Ele pensa um pouco em qual seria a melhor estratégia para adotar. A maioria das garotas nem olhava para ele direito, mas olhando de perto Gilderoy Lockhart até que era bonito... se descontasse as espinhas!

- Se você quiser eu posso te ajudar, descobri umas coisas interessantes em um livro que uma amiga me trouxe da Ásia.
- Dando certo, qualquer coisa. Promete o sonserino, ajeitando os cabelos longos e loiros.
- Então, pode selecionar sua melhor veste. Você terá companhia para o baile.


* Nomes científicos de dois animais conhecidos entre os trouxas como Dragão de Komodo e Polvo-Branco-Comprido, respectivamente.


Juliet Dorthly às 14:09 h




terça-feira, fevereiro 21, 2006


O negócio é estudar! Baile? Não, não ouvi nada a respeito não!

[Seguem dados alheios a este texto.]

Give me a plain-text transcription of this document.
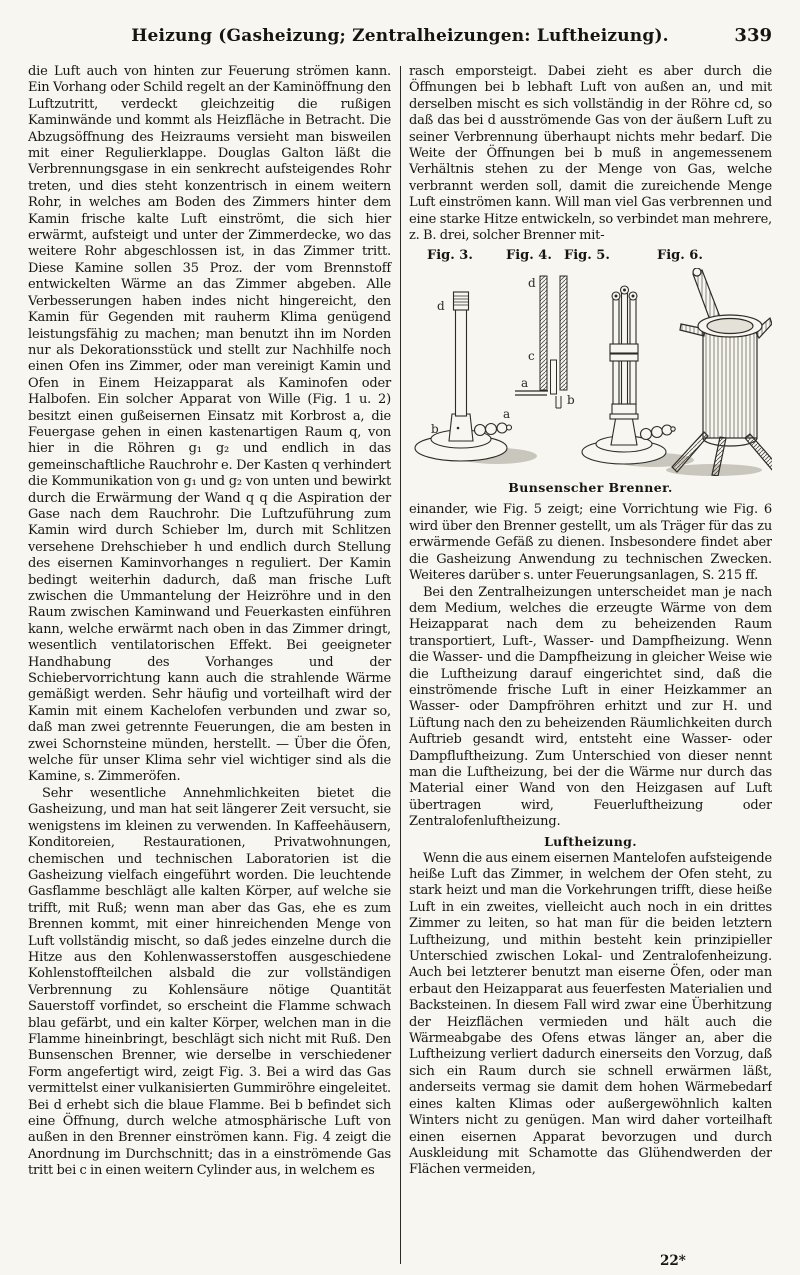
Heizung (Gasheizung; Zentralheizungen: Luftheizung).	339

die Luft auch von hinten zur Feuerung strömen kann. Ein Vorhang oder Schild regelt an der Kaminöffnung den Luftzutritt, verdeckt gleichzeitig die rußigen Kaminwände und kommt als Heizfläche in Betracht. Die Abzugsöffnung des Heizraums versieht man bisweilen mit einer Regulierklappe. Douglas Galton läßt die Verbrennungsgase in ein senkrecht aufsteigendes Rohr treten, und dies steht konzentrisch in einem weitern Rohr, in welches am Boden des Zimmers hinter dem Kamin frische kalte Luft einströmt, die sich hier erwärmt, aufsteigt und unter der Zimmerdecke, wo das weitere Rohr abgeschlossen ist, in das Zimmer tritt. Diese Kamine sollen 35 Proz. der vom Brennstoff entwickelten Wärme an das Zimmer abgeben. Alle Verbesserungen haben indes nicht hingereicht, den Kamin für Gegenden mit rauherm Klima genügend leistungsfähig zu machen; man benutzt ihn im Norden nur als Dekorationsstück und stellt zur Nachhilfe noch einen Ofen ins Zimmer, oder man vereinigt Kamin und Ofen in Einem Heizapparat als Kaminofen oder Halbofen. Ein solcher Apparat von Wille (Fig. 1 u. 2) besitzt einen gußeisernen Einsatz mit Korbrost a, die Feuergase gehen in einen kastenartigen Raum q, von hier in die Röhren g₁ g₂ und endlich in das gemeinschaftliche Rauchrohr e. Der Kasten q verhindert die Kommunikation von g₁ und g₂ von unten und bewirkt durch die Erwärmung der Wand q q die Aspiration der Gase nach dem Rauchrohr. Die Luftzuführung zum Kamin wird durch Schieber lm, durch mit Schlitzen versehene Drehschieber h und endlich durch Stellung des eisernen Kaminvorhanges n reguliert. Der Kamin bedingt weiterhin dadurch, daß man frische Luft zwischen die Ummantelung der Heizröhre und in den Raum zwischen Kaminwand und Feuerkasten einführen kann, welche erwärmt nach oben in das Zimmer dringt, wesentlich ventilatorischen Effekt. Bei geeigneter Handhabung des Vorhanges und der Schiebervorrichtung kann auch die strahlende Wärme gemäßigt werden. Sehr häufig und vorteilhaft wird der Kamin mit einem Kachelofen verbunden und zwar so, daß man zwei getrennte Feuerungen, die am besten in zwei Schornsteine münden, herstellt. — Über die Öfen, welche für unser Klima sehr viel wichtiger sind als die Kamine, s. Zimmeröfen.

Sehr wesentliche Annehmlichkeiten bietet die Gasheizung, und man hat seit längerer Zeit versucht, sie wenigstens im kleinen zu verwenden. In Kaffeehäusern, Konditoreien, Restaurationen, Privatwohnungen, chemischen und technischen Laboratorien ist die Gasheizung vielfach eingeführt worden. Die leuchtende Gasflamme beschlägt alle kalten Körper, auf welche sie trifft, mit Ruß; wenn man aber das Gas, ehe es zum Brennen kommt, mit einer hinreichenden Menge von Luft vollständig mischt, so daß jedes einzelne durch die Hitze aus den Kohlenwasserstoffen ausgeschiedene Kohlenstoffteilchen alsbald die zur vollständigen Verbrennung zu Kohlensäure nötige Quantität Sauerstoff vorfindet, so erscheint die Flamme schwach blau gefärbt, und ein kalter Körper, welchen man in die Flamme hineinbringt, beschlägt sich nicht mit Ruß. Den Bunsenschen Brenner, wie derselbe in verschiedener Form angefertigt wird, zeigt Fig. 3. Bei a wird das Gas vermittelst einer vulkanisierten Gummiröhre eingeleitet. Bei d erhebt sich die blaue Flamme. Bei b befindet sich eine Öffnung, durch welche atmosphärische Luft von außen in den Brenner einströmen kann. Fig. 4 zeigt die Anordnung im Durchschnitt; das in a einströmende Gas tritt bei c in einen weitern Cylinder aus, in welchem es

rasch emporsteigt. Dabei zieht es aber durch die Öffnungen bei b lebhaft Luft von außen an, und mit derselben mischt es sich vollständig in der Röhre cd, so daß das bei d ausströmende Gas von der äußern Luft zu seiner Verbrennung überhaupt nichts mehr bedarf. Die Weite der Öffnungen bei b muß in angemessenem Verhältnis stehen zu der Menge von Gas, welche verbrannt werden soll, damit die zureichende Menge Luft einströmen kann. Will man viel Gas verbrennen und eine starke Hitze entwickeln, so verbindet man mehrere, z. B. drei, solcher Brenner mit-

Fig. 3.	Fig. 4. Fig. 5.	Fig. 6.
d
b
a
d
c
a
b
Bunsenscher Brenner.

einander, wie Fig. 5 zeigt; eine Vorrichtung wie Fig. 6 wird über den Brenner gestellt, um als Träger für das zu erwärmende Gefäß zu dienen. Insbesondere findet aber die Gasheizung Anwendung zu technischen Zwecken. Weiteres darüber s. unter Feuerungsanlagen, S. 215 ff.

Bei den Zentralheizungen unterscheidet man je nach dem Medium, welches die erzeugte Wärme von dem Heizapparat nach dem zu beheizenden Raum transportiert, Luft-, Wasser- und Dampfheizung. Wenn die Wasser- und die Dampfheizung in gleicher Weise wie die Luftheizung darauf eingerichtet sind, daß die einströmende frische Luft in einer Heizkammer an Wasser- oder Dampfröhren erhitzt und zur H. und Lüftung nach den zu beheizenden Räumlichkeiten durch Auftrieb gesandt wird, entsteht eine Wasser- oder Dampfluftheizung. Zum Unterschied von dieser nennt man die Luftheizung, bei der die Wärme nur durch das Material einer Wand von den Heizgasen auf Luft übertragen wird, Feuerluftheizung oder Zentralofenluftheizung.

Luftheizung.

Wenn die aus einem eisernen Mantelofen aufsteigende heiße Luft das Zimmer, in welchem der Ofen steht, zu stark heizt und man die Vorkehrungen trifft, diese heiße Luft in ein zweites, vielleicht auch noch in ein drittes Zimmer zu leiten, so hat man für die beiden letztern Luftheizung, und mithin besteht kein prinzipieller Unterschied zwischen Lokal- und Zentralofenheizung. Auch bei letzterer benutzt man eiserne Öfen, oder man erbaut den Heizapparat aus feuerfesten Materialien und Backsteinen. In diesem Fall wird zwar eine Überhitzung der Heizflächen vermieden und hält auch die Wärmeabgabe des Ofens etwas länger an, aber die Luftheizung verliert dadurch einerseits den Vorzug, daß sich ein Raum durch sie schnell erwärmen läßt, anderseits vermag sie damit dem hohen Wärmebedarf eines kalten Klimas oder außergewöhnlich kalten Winters nicht zu genügen. Man wird daher vorteilhaft einen eisernen Apparat bevorzugen und durch Auskleidung mit Schamotte das Glühendwerden der Flächen vermeiden,

22*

Com alguns ingredientes cuidadosamente condicionados, Juliet anda pelos corredores estranhamente vazios, a procura da tal ''sala de aperfeiçoamento'' da qual o professor Slughorn fizera tenta propaganda na última aula de poções. Queria resolver isso antes de começar a dedicar mesmo ao processo de seleção para o clube de duelos.

- Isso é um ultraje! Eu me recuso a ficar aqui nestas condições!

Juliet olha intrigada para o sonserino que sai batendo violentamente a porta da sala que o professor de poções informara que encontraria os monitores de poções. Severo Snape rumava furibundo e em alta velocidade em direção às masmorras, obrigando a corvinal a desviar-se rapidamente se não quisesse perder os materiais que carregava.

Será que a sala é tão ruim assim? Imagina a corvinal, não resistindo a curiosidade de olhar as condições da sala reservada para as aulas de reforço na ''nobre arte das poções''. Por segurança Juliet empunhou a varinha com a mesma mão que utilizou para girar a maçaneta, esperando, a julgar pela reação menino, que estivesse repleta de diabretes da cornualha famintos, no mínimo.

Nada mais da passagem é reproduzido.